Entamoeba histolytica is toxic to certain cells like neutrophils (in the early stage of invasion), T-lymphocytes, and macrophages (in the later stages of invasion). The organism attaches to the intestinal mucosa, crosses the mucosal barrier, causes contact-dependent death, and incites intestinal cell apoptosis. The cell is lysed and phagocytosed by the organism. The invasion of the deeper layers of the intestinal wall is mediated by cysteine proteases, which break down fibronectin and collagen. Proinflammatory cytokines are secreted by the host, which causes an immediate inflammatory response and the migration of neutrophils and macrophages into the tissue. Moreover, the organism is capable of secreting chemoattractants for neutrophils. The intestinal mucosa is further harmed due to the release of lysozymes, superoxides, and collagenases from the neutrophil granules after it kills these cells by contact-dependent lysis.

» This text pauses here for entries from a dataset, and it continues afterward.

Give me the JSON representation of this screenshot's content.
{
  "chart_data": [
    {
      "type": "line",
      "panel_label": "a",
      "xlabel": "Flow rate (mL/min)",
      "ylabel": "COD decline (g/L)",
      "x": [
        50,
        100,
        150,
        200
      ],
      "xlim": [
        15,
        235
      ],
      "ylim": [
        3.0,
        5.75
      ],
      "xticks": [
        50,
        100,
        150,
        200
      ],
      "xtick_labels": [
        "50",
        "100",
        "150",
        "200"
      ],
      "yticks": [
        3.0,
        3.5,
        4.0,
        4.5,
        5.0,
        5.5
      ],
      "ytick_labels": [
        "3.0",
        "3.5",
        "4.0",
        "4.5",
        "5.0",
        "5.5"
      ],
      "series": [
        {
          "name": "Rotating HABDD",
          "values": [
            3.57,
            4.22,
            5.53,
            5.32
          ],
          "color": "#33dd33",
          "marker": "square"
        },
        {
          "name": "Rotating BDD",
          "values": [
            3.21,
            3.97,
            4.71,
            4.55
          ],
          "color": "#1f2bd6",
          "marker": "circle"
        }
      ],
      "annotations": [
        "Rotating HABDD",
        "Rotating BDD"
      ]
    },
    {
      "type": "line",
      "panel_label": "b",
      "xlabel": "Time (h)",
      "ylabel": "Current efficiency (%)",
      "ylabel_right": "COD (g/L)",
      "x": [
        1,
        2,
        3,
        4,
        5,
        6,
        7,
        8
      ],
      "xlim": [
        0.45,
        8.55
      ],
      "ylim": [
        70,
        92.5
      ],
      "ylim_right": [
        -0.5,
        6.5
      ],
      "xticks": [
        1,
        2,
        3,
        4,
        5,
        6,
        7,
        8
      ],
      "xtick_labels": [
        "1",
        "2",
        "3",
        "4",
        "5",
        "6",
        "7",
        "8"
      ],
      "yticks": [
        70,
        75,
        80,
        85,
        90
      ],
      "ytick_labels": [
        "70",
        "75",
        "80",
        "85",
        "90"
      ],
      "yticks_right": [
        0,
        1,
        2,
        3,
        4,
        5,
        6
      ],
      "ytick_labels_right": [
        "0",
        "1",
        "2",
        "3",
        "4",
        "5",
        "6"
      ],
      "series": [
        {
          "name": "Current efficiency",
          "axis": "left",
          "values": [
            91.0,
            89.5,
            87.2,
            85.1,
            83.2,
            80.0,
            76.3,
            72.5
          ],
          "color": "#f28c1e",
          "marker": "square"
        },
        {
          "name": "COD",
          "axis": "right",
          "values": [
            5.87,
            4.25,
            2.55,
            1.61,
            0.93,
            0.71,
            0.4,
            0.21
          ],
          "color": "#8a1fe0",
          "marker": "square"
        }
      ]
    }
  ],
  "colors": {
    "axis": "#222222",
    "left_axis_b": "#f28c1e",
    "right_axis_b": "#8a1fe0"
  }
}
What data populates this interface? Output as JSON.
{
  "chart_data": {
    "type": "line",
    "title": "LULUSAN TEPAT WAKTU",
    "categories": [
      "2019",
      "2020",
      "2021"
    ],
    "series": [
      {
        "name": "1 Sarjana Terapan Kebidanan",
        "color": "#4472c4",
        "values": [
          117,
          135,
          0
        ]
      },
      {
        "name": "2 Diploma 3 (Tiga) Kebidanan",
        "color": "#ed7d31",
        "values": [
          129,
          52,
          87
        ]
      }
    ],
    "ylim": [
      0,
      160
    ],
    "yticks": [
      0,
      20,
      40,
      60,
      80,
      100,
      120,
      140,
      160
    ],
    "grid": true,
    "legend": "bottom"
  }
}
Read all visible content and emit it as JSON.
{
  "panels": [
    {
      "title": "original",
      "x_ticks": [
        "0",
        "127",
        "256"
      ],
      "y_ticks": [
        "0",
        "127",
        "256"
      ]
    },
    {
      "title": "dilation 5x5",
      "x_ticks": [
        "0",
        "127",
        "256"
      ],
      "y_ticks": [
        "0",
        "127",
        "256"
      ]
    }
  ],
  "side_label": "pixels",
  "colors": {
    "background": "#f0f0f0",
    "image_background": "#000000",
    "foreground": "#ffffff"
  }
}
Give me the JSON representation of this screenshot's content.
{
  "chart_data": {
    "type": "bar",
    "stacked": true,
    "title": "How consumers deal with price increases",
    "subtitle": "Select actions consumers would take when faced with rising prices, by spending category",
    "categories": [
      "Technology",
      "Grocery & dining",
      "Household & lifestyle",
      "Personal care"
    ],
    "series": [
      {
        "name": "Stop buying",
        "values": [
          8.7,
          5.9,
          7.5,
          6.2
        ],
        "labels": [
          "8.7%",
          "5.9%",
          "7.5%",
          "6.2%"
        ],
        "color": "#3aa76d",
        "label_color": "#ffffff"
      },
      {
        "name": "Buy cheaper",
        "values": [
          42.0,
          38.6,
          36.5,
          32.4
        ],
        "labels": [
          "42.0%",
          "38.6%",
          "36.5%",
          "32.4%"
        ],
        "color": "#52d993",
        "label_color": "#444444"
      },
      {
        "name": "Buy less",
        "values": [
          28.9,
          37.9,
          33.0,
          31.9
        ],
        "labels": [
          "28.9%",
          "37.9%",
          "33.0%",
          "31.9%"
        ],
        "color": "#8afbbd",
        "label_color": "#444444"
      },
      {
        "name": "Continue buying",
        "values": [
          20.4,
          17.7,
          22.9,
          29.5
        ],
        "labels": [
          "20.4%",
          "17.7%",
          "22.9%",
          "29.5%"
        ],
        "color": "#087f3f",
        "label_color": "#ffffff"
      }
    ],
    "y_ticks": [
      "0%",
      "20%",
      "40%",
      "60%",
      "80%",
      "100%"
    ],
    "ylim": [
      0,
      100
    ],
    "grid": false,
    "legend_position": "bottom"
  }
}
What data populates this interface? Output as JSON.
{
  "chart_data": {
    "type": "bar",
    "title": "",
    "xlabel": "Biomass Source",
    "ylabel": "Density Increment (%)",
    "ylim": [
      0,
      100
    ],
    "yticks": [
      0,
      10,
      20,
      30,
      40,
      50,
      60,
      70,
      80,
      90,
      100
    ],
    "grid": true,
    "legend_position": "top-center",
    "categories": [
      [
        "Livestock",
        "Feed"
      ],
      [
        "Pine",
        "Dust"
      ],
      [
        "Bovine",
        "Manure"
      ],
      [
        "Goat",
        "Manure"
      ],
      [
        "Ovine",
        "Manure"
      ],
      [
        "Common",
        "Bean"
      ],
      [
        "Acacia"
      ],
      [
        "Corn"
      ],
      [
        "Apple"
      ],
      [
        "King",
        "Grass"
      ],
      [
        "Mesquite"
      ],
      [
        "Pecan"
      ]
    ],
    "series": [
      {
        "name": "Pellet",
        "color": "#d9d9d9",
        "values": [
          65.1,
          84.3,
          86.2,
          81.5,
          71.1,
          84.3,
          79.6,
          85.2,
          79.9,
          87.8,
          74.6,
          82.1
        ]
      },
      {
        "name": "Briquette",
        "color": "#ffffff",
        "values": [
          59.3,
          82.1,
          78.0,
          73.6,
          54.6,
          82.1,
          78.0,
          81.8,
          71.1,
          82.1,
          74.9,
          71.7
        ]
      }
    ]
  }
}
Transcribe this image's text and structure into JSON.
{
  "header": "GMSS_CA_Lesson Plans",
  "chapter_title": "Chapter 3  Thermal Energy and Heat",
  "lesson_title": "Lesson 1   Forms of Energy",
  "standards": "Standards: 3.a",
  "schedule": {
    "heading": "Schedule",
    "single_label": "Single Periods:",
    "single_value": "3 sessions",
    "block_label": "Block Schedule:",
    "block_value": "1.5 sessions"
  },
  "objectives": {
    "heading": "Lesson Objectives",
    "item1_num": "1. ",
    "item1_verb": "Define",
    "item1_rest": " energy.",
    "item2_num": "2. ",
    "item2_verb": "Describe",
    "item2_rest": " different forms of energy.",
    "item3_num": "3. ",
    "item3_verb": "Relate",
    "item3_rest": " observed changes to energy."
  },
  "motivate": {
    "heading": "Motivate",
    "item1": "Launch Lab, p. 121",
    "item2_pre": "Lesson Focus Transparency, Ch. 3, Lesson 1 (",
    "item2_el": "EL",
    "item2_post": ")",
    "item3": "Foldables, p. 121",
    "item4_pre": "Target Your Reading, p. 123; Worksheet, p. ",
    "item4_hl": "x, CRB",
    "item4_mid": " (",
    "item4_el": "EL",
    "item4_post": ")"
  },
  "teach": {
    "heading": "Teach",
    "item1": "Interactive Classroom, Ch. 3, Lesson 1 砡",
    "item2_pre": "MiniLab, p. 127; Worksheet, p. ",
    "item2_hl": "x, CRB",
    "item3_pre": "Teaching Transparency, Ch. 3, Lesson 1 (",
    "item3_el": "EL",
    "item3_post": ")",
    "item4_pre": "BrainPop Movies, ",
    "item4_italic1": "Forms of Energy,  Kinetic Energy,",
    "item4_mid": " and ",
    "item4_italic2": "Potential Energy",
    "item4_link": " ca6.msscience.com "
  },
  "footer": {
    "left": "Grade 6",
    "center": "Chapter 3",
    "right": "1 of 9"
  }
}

What Is the Treatment of Amebic Colitis?

Combination therapy is necessary to treat amebic colitis. The available therapies include luminal medicines mixed with tissue amebicides. A few luminal amebicides are Iodoquinol, Diloxanide Furoate, and Paromomycin. Some tissue amebicides are Nitroimidazole (Metronidazole), Nitazoxanide, Erythromycin, and Chloroquine. Surgery is recommended for the patient with a liver abscess requiring drainage. It is also an emergency with toxic megacolon.

Conclusion

Given the great danger of developing an invasive infection and the risk of spreading the infection to other family members, all symptomatic and asymptomatic cases of Entamoeba histolytica infection should be treated. Amebic colitis may cause necrotizing colitis, peritonitis, bleeding, bowel perforation, and stricture formation, which can be fatal if not treated timely. In most patients, a cure is feasible with drug therapy. However, the mortality rate is high without proper treatment with medication. With drug treatment, recovery could take a few weeks or months.